L'Avversario - Emmanuel Carrère
"Ho pensato che scrivere questa storia non poteva essere altro che un crimine o una preghiera" - scrive Carrère.
Non mi è parso né l'uno né l'altro.È la storia di Jean-Claude Romand che il 9 gennaio 1993 uccide la moglie, i due figlioletti ed i suoi genitori, insieme al loro cane, dopo una vita di bugie, inganni, truffe, incredibilmente ed assurdamente mai scoperti.
Le premesse per un ottimo romanzo ci sono: l'Autore invia una lettera all'assassino per chiedergli di poter scrivere di lui.
"Desidero farle capire che a spingermi verso di lei non è una curiosità malsana o il gusto del sensazionale. Ai miei occhi, ciò che lei ha fatto non è il gesto di un comune criminale, né di un pazzo, ma di un uomo spinto agli estremi da forze che non controlla, e vorrei mostrare all’opera proprio quelle terribili forze.”
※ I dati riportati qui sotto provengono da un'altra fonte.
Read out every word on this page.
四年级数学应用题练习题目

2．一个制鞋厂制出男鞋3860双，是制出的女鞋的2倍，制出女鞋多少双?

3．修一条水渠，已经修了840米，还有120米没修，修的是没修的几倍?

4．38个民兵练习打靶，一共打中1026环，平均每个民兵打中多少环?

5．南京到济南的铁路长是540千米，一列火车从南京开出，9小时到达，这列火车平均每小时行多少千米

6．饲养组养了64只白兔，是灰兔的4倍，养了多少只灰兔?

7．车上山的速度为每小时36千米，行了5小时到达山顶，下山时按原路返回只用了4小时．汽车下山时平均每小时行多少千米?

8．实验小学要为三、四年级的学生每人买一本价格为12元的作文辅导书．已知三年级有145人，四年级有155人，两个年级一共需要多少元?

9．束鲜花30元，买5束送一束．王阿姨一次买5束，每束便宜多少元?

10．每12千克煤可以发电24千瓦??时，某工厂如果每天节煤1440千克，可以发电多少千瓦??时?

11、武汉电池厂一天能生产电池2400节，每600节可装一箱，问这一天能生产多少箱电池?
È evidente la volontà di Carrère di immedesimarsi in qualche modo in Jean-Claude, già dalle prime parole, quando mette in parallelo ciò che accade nella sua vita mentre Jean-Claude commette i suoi delitti.
"La mattina del sabato 9 gennaio 1993, mentre Jean-Claude Romand uccideva sua moglie e i suoi figli, io ero a una riunione all'asilo di Gabriel, il mio figlio maggiore, insieme a tutta la famiglia. Gabriel aveva 5 anni, la stessa età di Antoine Romand...".
Per "mostrare all’opera quelle terribili forze" Carrère prova a ripercorrere i luoghi di Romand: "Ricalcando i suoi passi provavo pietà, una straziante simpatia per quell’uomo che aveva errato senza meta, anno dopo anno, chiuso nel suo assurdo segreto, un segreto che non poteva confidare a nessuno e che nessuno doveva conoscere, pena la morte" e ancora "mi premeva davvero sapere che cosa gli passasse per la testa durante le giornate in cui gli altri lo credevano in ufficio ...".
Per poi concludere
"Mentre tornavo a Parigi per rimettermi a lavoro, non vedevo più ombra di mistero nella sua lunga impostura, ma solo una misera commiserazione di cecità, disperazione e vigliaccheria...".
La sensazione è che manca qualcosa in questa storia, qualcosa che ne faccia più di un racconto di un caso di cronaca nera con relativo processo.
D'altra parte lo stesso Autore confida che la stesura del romanzo ha avuto momenti di crisi e battute d'arresto: evidentemente non è stato facile.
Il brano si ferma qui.